You may be under the pleasant impression that this is still a free country. If, for example, you wanted to buy a petrol car – which is perfectly legal – surely you would be free to do so. Well, not exactly.
In some places, there is now a waiting list: if you order a petrol car now, you will have to wait until February for delivery.
The problem is not that the manufacturers cannot make them fast enough. Instead, rationing has been imposed by the Government, which has ruled that at least 22 per cent of cars sold in Britain must be electric. In order to avoid extortionate net-zero fines, the roll-out of petrol vehicles must be delayed.
Manufacturers are not refusing to sell electric cars out of malice. Sales figures simply reflect consumer demand: petrol cars are cheaper and easier to maintain than their electric counterparts, and so tend to sell better. But never mind what the people want. Our personal decisions are only valid if they are in service of some broader political goal.
Targets originally imposed by the Tories have mandated that we give up petrol cars to an increasing degree between now and 2030. We, the people, have no say in this. Do you think that the current government would hold a referendum on the subject? Of course not.
No, politicians are intent on virtue-signalling their willingness to save the planet, even if the actual policy makes little difference on a global scale. They are in the happy position of being able to do this at the expense of the public.
And what an expense this can be. If you drive a petrol car, you are already heavily penalised with road tax from which electric cars are exempt. Drivers of petrol cars won’t benefit from lavish green subsidy spending, as the state ploughs cash into schemes attempting to create an artificial price parity.
Labour wants the current demand for 22 per cent electric sales to rise to 100 per cent by 2030. (The Tories wanted to reach 80 per cent in 2030 and hit 100 per cent in 2035).

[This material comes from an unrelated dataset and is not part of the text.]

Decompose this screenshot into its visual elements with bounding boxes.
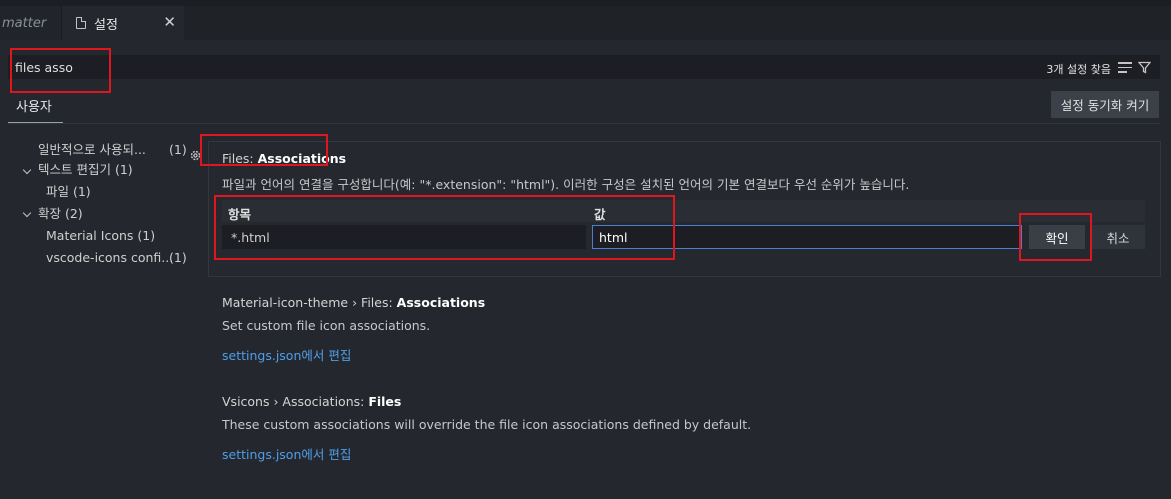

It is almost impossible to imagine the burden this will place on manufacturers.
I am old enough to remember when British governments thought it important to support the British car industry. How things have changed. We produce almost half the cars today than we did five years ago. The Government is now set on giving a rapidly declining industry an extra push downwards.
Who will be the beneficiary of these policies? Presumably, the Chinese companies that do not have to bear our inflated domestic fuel and steel costs. Their electric cars are cheap enough for the industry to pose a major threat to its European and American counterparts.

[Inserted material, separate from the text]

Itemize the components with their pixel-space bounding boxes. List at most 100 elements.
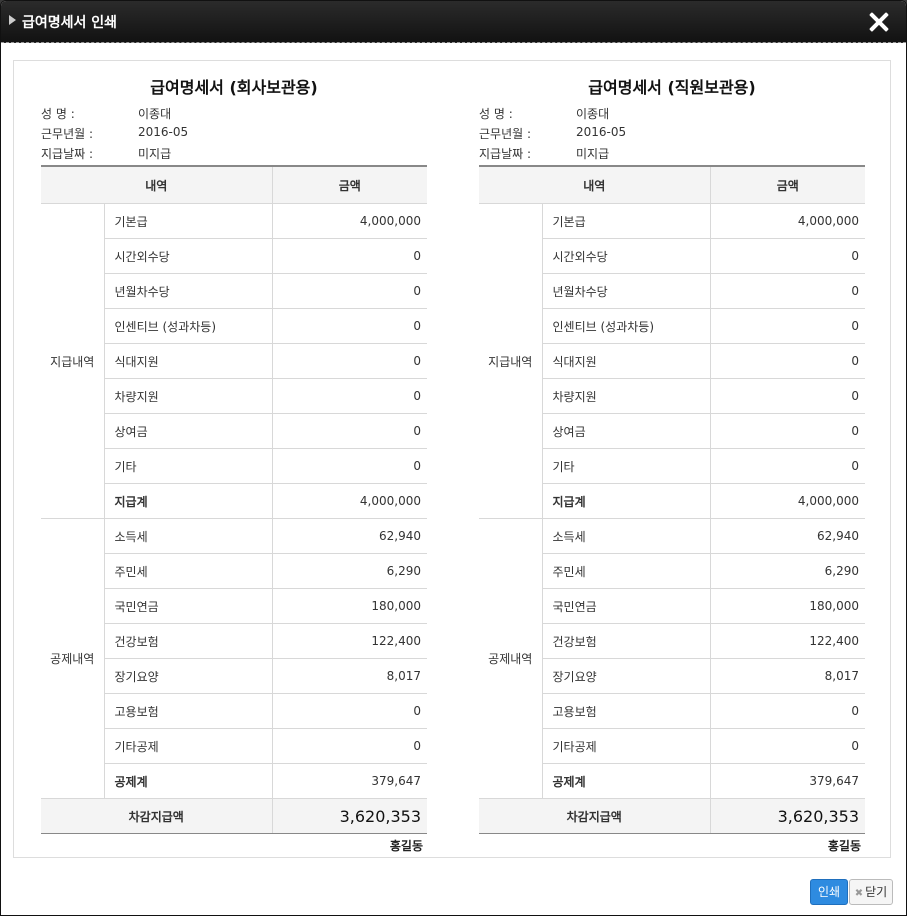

We are therefore effectively subsidising China – a country whose government persecutes the Uyghurs, threatens an invasion of Taiwan, and commits other miscellaneous acts of bullying against Vietnam, the Philippines and Australia.

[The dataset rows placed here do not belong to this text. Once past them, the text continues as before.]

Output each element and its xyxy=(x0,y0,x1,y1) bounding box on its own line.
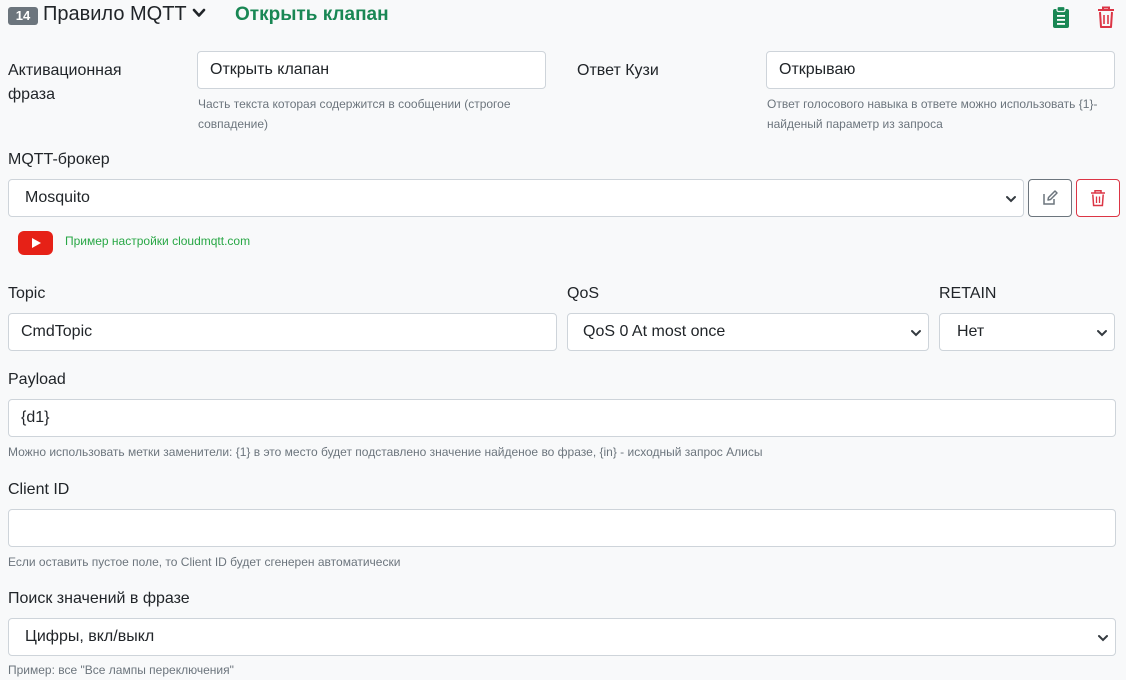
youtube-icon[interactable] xyxy=(18,231,53,255)
chevron-down-icon xyxy=(1097,330,1107,337)
chevron-down-icon xyxy=(1006,196,1016,203)
search-values-label: Поиск значений в фразе xyxy=(8,590,190,607)
broker-label: MQTT-брокер xyxy=(8,151,110,168)
search-values-selected: Цифры, вкл/выкл xyxy=(25,628,155,645)
delete-broker-button[interactable] xyxy=(1076,179,1120,217)
client-id-input[interactable] xyxy=(8,509,1116,547)
topic-label: Topic xyxy=(8,285,46,302)
chevron-down-icon xyxy=(911,330,921,337)
answer-input[interactable]: Открываю xyxy=(766,51,1115,89)
payload-input[interactable]: {d1} xyxy=(8,399,1116,437)
trash-icon xyxy=(1091,190,1105,207)
retain-select[interactable]: Нет xyxy=(939,313,1115,351)
broker-selected-value: Mosquito xyxy=(25,189,90,206)
trash-icon[interactable] xyxy=(1095,5,1117,29)
retain-label: RETAIN xyxy=(939,285,997,302)
edit-icon xyxy=(1043,190,1058,205)
chevron-down-icon xyxy=(1098,635,1108,642)
qos-selected-value: QoS 0 At most once xyxy=(583,323,726,340)
rule-title: Правило MQTT xyxy=(43,3,187,25)
chevron-down-icon[interactable] xyxy=(192,6,206,20)
payload-help: Можно использовать метки заменители: {1}… xyxy=(8,445,763,459)
topic-input[interactable]: CmdTopic xyxy=(8,313,557,351)
client-id-label: Client ID xyxy=(8,481,70,498)
answer-label: Ответ Кузи xyxy=(577,62,659,79)
qos-select[interactable]: QoS 0 At most once xyxy=(567,313,929,351)
payload-label: Payload xyxy=(8,371,66,388)
answer-help: Ответ голосового навыка в ответе можно и… xyxy=(767,97,1098,131)
search-values-help: Пример: все "Все лампы переключения" xyxy=(8,663,234,677)
activation-phrase-label: Активационная фраза xyxy=(8,62,122,103)
search-values-select[interactable]: Цифры, вкл/выкл xyxy=(8,618,1116,656)
rule-phrase: Открыть клапан xyxy=(235,4,389,25)
broker-select[interactable]: Mosquito xyxy=(8,179,1024,217)
edit-broker-button[interactable] xyxy=(1028,179,1072,217)
rule-number-badge: 14 xyxy=(8,7,38,25)
clipboard-icon[interactable] xyxy=(1050,5,1072,29)
broker-example-link[interactable]: Пример настройки cloudmqtt.com xyxy=(65,234,250,248)
qos-label: QoS xyxy=(567,285,600,302)
retain-selected-value: Нет xyxy=(957,323,985,340)
activation-phrase-help: Часть текста которая содержится в сообще… xyxy=(198,97,511,131)
activation-phrase-input[interactable]: Открыть клапан xyxy=(197,51,546,89)
client-id-help: Если оставить пустое поле, то Client ID … xyxy=(8,555,401,569)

It is also a country that builds about 30 or more new coal-fired power stations a year, more than the rest of the world combined.
Who would be surprised if, in a few years’ time, the Government were to decide that the extra CO2 produced in making an electric car, and the toxicity of the minerals dug up to make the batteries, mean that electric cars are a bad idea after all.
It would not be the first U-turn: our masters bullied us to buy diesel cars not so long ago, and then did a handbrake turn. When it comes to cars, politicians of all stripes seem to make one rotten decision after another.